En 1995, la Declaración de Barcelona estableció objetivos políticos para convertir la cuenca mediterránea en un espacio común de paz, estabilidad y prosperidad, fortaleciendo el diálogo político y de seguridad, así como la cooperación económica, social y cultural. Con tres ejes principales: paz, prosperidad económica y acercamiento sociocultural.
Fruto de ese acuerdo, en 2008 se creó la Unión por el Mediterráneo con sede en Barcelona y gobernada por representantes de ambas orillas. Con 43 países miembros, tiene como finalidad la estabilidad e integración en toda la región. Desde su creación, ha impulsado numerosos proyectos, desde redes ferroviarias en Jordania, parques eólicos en Tafila, plantas desalinizadoras en la Franja de Gaza, hasta iniciativas para limpiar el Mediterráneo de plásticos, entre otros.
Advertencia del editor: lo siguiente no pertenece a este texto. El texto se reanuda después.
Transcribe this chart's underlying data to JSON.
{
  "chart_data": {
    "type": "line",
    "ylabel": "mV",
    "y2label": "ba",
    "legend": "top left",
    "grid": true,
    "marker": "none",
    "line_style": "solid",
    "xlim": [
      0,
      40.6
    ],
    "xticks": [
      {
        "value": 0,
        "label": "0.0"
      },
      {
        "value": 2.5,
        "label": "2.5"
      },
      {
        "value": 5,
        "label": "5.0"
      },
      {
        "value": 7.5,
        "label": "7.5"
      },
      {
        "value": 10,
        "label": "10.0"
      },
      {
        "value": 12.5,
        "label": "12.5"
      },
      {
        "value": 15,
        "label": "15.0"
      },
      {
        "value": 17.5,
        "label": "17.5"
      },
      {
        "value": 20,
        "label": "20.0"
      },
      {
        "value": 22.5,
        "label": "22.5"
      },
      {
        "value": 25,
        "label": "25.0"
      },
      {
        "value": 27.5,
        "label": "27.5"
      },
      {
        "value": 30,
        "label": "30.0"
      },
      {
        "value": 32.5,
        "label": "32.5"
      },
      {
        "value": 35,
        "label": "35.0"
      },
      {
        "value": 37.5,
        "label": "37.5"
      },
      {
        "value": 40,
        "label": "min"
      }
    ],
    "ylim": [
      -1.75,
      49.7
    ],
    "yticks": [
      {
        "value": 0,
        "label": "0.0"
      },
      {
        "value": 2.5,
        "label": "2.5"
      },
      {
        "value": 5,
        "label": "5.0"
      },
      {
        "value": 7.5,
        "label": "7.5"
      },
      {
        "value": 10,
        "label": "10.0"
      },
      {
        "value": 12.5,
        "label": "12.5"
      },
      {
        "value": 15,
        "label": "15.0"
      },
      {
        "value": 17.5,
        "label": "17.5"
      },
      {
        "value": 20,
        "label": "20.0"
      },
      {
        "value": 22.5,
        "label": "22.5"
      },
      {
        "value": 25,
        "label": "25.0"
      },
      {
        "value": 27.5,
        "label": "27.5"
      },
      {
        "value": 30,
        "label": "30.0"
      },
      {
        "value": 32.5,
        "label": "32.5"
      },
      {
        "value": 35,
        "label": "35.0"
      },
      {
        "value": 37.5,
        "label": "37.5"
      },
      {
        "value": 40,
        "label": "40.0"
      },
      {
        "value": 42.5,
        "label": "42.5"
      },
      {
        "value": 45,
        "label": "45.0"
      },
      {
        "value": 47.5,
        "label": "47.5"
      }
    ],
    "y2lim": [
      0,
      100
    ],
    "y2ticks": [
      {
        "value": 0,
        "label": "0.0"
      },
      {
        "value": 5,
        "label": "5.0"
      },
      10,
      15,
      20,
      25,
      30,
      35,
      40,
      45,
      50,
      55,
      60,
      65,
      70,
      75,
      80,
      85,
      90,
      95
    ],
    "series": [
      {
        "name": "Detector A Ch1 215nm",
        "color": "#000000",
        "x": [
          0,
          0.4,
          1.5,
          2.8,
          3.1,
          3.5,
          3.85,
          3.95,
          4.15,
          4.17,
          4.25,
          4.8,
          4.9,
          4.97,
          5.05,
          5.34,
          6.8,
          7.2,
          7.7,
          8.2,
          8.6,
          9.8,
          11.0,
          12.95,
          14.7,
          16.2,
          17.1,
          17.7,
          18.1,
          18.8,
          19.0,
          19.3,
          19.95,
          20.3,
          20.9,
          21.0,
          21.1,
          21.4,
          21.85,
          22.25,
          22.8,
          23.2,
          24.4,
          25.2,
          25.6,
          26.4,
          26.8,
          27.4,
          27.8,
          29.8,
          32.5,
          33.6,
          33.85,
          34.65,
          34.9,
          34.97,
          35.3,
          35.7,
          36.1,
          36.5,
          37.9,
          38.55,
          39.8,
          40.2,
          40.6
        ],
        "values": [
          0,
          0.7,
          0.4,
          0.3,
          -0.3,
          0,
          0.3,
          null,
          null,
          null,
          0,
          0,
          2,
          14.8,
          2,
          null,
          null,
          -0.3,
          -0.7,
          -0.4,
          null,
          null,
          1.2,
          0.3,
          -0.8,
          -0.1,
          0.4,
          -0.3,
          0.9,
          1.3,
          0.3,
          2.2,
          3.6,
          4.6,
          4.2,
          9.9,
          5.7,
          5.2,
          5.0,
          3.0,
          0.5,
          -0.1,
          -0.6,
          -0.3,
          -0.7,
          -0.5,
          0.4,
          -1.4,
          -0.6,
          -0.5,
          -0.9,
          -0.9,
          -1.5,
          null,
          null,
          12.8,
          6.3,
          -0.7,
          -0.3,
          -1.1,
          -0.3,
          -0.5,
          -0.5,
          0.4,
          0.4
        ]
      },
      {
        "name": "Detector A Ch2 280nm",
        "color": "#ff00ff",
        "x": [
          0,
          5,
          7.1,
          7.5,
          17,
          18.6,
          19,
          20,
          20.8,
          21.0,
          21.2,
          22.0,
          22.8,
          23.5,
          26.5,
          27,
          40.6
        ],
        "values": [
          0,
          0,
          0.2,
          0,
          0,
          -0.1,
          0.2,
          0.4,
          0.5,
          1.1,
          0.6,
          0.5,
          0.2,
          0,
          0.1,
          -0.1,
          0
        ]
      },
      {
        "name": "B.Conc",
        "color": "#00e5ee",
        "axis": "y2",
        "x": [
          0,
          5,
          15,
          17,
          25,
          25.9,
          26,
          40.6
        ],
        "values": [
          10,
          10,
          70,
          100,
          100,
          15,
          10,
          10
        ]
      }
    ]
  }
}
Aquella iniciativa política, sin duda, tuvo todo el sentido y la visión que sus creadores tuvieron en los años noventa, fue acertada y posible en aquel momento. Era un reconocimiento a una necesidad, la de afrontar los desafíos de la región de forma coordinada entre los Estados de ambas orillas del Mediterráneo y un ejemplo de gobernanza multinivel que ha funcionado. Sin embargo, la utilidad y eficiencia de la institución y el logro de los objetivos fijados requieren la coordinación y voluntad política de cada uno de los Estados y, por lo tanto, las dificultades para consolidar el proyecto son enormes.
El conflicto entre Israel y Palestina, en una nueva fase desde el 7 de octubre de 2023, ha puesto a Gaza y el Mediterráneo en el foco mundial. Las organizaciones internacionales y todos los mecanismos diplomáticos activados, incluida la Unión por el Mediterráneo, han sido sometidos nuevamente a una difícil prueba que no han superado.
El fracaso de la gestión internacional, evidente en el número de víctimas civiles y especialmente infantiles, la escalada de la violencia, la imposibilidad de alcanzar un alto el fuego, ponen de nuevo de manifiesto la necesidad de mejorar los sistemas de funcionamiento de estas instituciones y, especialmente, evitar las posibilidades de bloquear acciones conjuntas solo por la voluntad de un solo Estado. Es un buen momento para centrarse también en la toma de decisiones, para que estas se adopten por mayoría y no por unanimidad. Porque si realmente consideramos necesarias las instituciones internacionales para afrontar los desafíos globales, una buena solución podría ser extender la cesión de competencias estatales a órganos supranacionales, como en el caso de la UE. Cedendo soberanía y procediendo a la firma de los instrumentos de derecho público internacional como son los tratados, con las correspondientes garantías constitucionales en cada Estado.
Estamos en un estado de shock, digámoslo claro. Las atrocidades que se están perpetrando en la Franja nos provocan tristeza, impotencia y sufrimiento, agravados por la retransmisión televisiva y en directo a toda hora de una tragedia, mientras vemos que las instituciones no actúan. El poder de la comunicación y difusión de las redes sociales es indiscutible y las imágenes están llegando hasta el último rincón del mundo. Estamos asistiendo a un abuso de la fuerza militar sin comparación con otras situaciones contemporáneas, algo que no habíamos visto en directo hasta ahora.
El Alto Representante de la Unión Europea para la política exterior y de seguridad común, Josep Borrell, es una voz crítica con lo que está ocurriendo y ha denunciado la situación, pero se necesitan más acciones. Un país muy alejado geográficamente del conflicto, Sudáfrica, ha tomado partido e iniciado un procedimiento ante la Corte Internacional de Justicia por genocidio. O el propio presidente del gobierno español defiende el reconocimiento del Estado palestino. Y, además del imprescindible papel de la UNRWA, son organizaciones privadas como Open Arms o la World Central Kitchen las que están dando un poco de esperanza a la población en Gaza.
No queremos seguir siendo espectadores de atrocidades, queremos la paz y que los organismos internacionales que hemos creado velen por los derechos fundamentales de los ciudadanos, del Mediterráneo y de cualquier otra parte del mundo.